Masterson, who worked as a reliever at the time of being traded from Boston is now a member of the Cleveland rotation, has had quite the bounce-back season a year after going 6-13 with a 4.70 ERA.
The wins aren't there for the lanky right-hander, but other than that, the stats paint a pretty impressive picture for the 26-year-old. He's a virtual lock to surpass his career high in innings pitched. Same with strikeouts. His WHIP is the best it's ever been. And his ERA is a half-run better than he's ever posted.
The man who is widely considered one of baseball's good guys continues to murder right-handed batters, holding them to a .214 average this season. He's going to need to do a better job of getting left-handed bats out, but the Tribe has to be impressed with his progression.
As Masteron continues the best year of his young career at Fenway Park on Thursday, it's worth looking back at the deal that sent Masterson and a pair of prospects to Cleveland in exchange for Victor Martinez.
Martinez has since moved on from Boston after signing with Detroit in the offseason, but his time in Boston left an impact.
When Martinez was acquired before the 2009 deadline, the Sox were ready to make a playoff push, and Martinez was considered one of the best players available at the deadline. All he did was hit .339 down the stretch for the Red Sox before making the 2010 All-Star team in his only full season with the club.
Acquiring Martinez was the right move at the time, and in hindsight, you can't argue the fact that the Sox got one of the best-hitting catchers in baseball. He has, however, since moved on, while the Indians continue to reap the benefits of not only having Masterson in the fold, but two other up-and-coming prospects as well.
Nick Hagadone and Bryan Price, the two prospects sent from Boston to Cleveland, continue to develop in the minors.
Hagadone, the tall left-hander who was a first-round pick of the Sox in 2007, has been used by the Indians as a reliever since they acquired him. He's made the jump from Double-A to Triple-A in 2011, and he really hasn't missed a beat. Hagadone boasts an impressive 1.23 WHIP to go along with an average of just a hair under 10 strikeouts per nine innings. Really, it's starting to look like it's just a matter of time before Hagadone is working out of the pen at the big league level for the Tribe.

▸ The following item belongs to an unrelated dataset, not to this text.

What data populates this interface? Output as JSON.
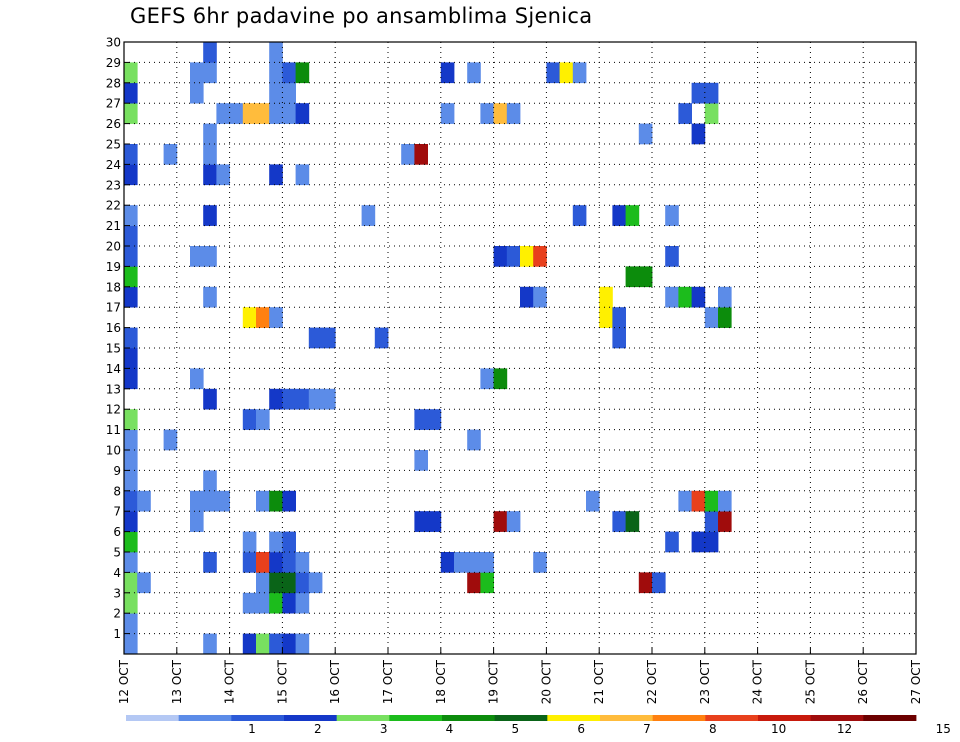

Meanwhile, Price remains a bit of a wild card. He's certainly not as close as Hagadone, but he continues to plug away at Double-A Akron. He continues to throw strikes though — he's issued just 36 walks in 106 innings over the last two years — and that is something that can't be overlooked. Still, it's safe to assume that Price isn't knocking on the major league door at the moment.
As we're starting to get a clearer picture of what this trade looks like in retrospect, more time is still needed. Masterson needs to prove that he can find consistency as a starter and put together multiple strong seasons. Hagadone will soon have to prove that he can make the jump and get big league hitters. And if both of those guys can do those things, it really won't matter what Price does, and any success he has for the Indians will be gravy.
Again, acquiring Martinez was the right move to make for the Red Sox at the time in 2009, and you always have to give up something to get something. But looking at these things in retrospect is always fun. However, if Masterson is throwing seven solid innings next year before turning things over to Hagdone to close the door, it will be just a little less fun for Red Sox fans watching from afar.